Director Timothy Greenfield-Sanders’ inquiry begins at the source of Morrison’s perspective, and early contentiousness: her status as an African American woman attempting to break in to the early-1970s book scene with novels that – as she paraphrases James Baldwin to explain – averted “the obsession with the white perspective, the white gaze.” “I didn’t want to speak for black people,” Morrison explains. “I wanted to speak to black people.”
Born into a working-class family in Lorain, Ohio, where her father was a steelworker, Morrison recalls her upbringing as a curious, if not privileged, one. Having neighbours from Italy, Russia and Poland, she says, widened her perspective and that of her family. “My mother learned to cook this… cabbage thingy,” Morrison recounts, fondly, and in these moments, whilst also recalling the “looseness” of her social habits during her time as a college student, The Pieces I Am shines a wonderful, keenly human light on a writer whose genius frequently transcended the norm of her species.
But there’s a much-needed, overtly political slant to much of the Morrison story that Greenfield-Sanders opts to tell here. With interviews from the likes of Angela Davis and Oprah Winfrey, Morrison’s role as an essential – if not always concerted – activist in the hot social climate of the early 1970s is poignantly explained. It’s in discussing Morrison’s essential politics that The Pieces I Am takes on a more stylish slant, as interviews are intercut with inspiring contextual footage of the literary world she so proudly changed – and which never changed her.
Morrison was the first African American woman to edit fiction at Random House, and – in 1993 – the first African American woman to win the Nobel Prize for Literature.

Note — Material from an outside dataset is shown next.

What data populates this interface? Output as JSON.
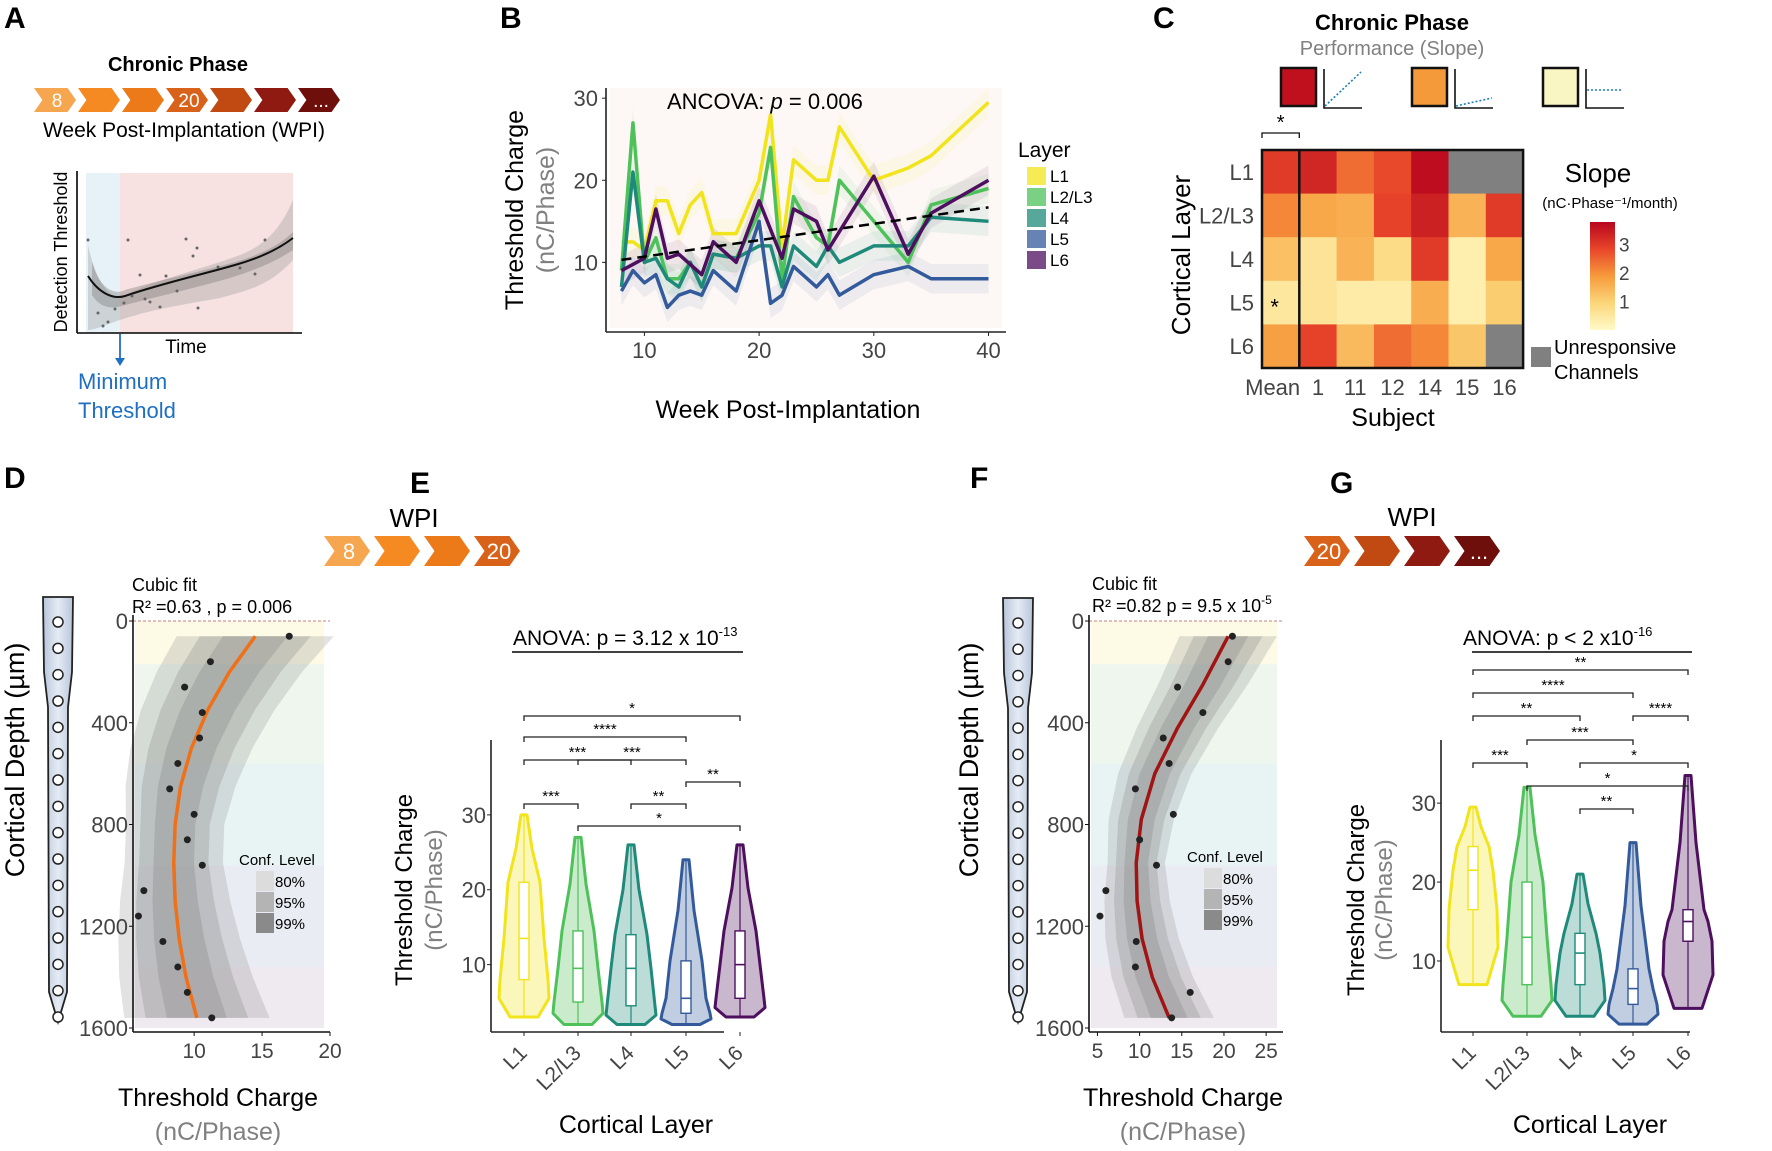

Yet she was also on the avant-garde of community activism from the early stages of her career, publishing controversial left-of-centre works alongside her own novels, which always pushed boundaries and sought status for a new type of writing. After winning the Nobel Prize, Morrison was asked why she thought her books had cut through to so many across the world. “I think I write well,” she replied. Toni Morrison: The Pieces I Am makes it abundantly clear just what an understatement that is.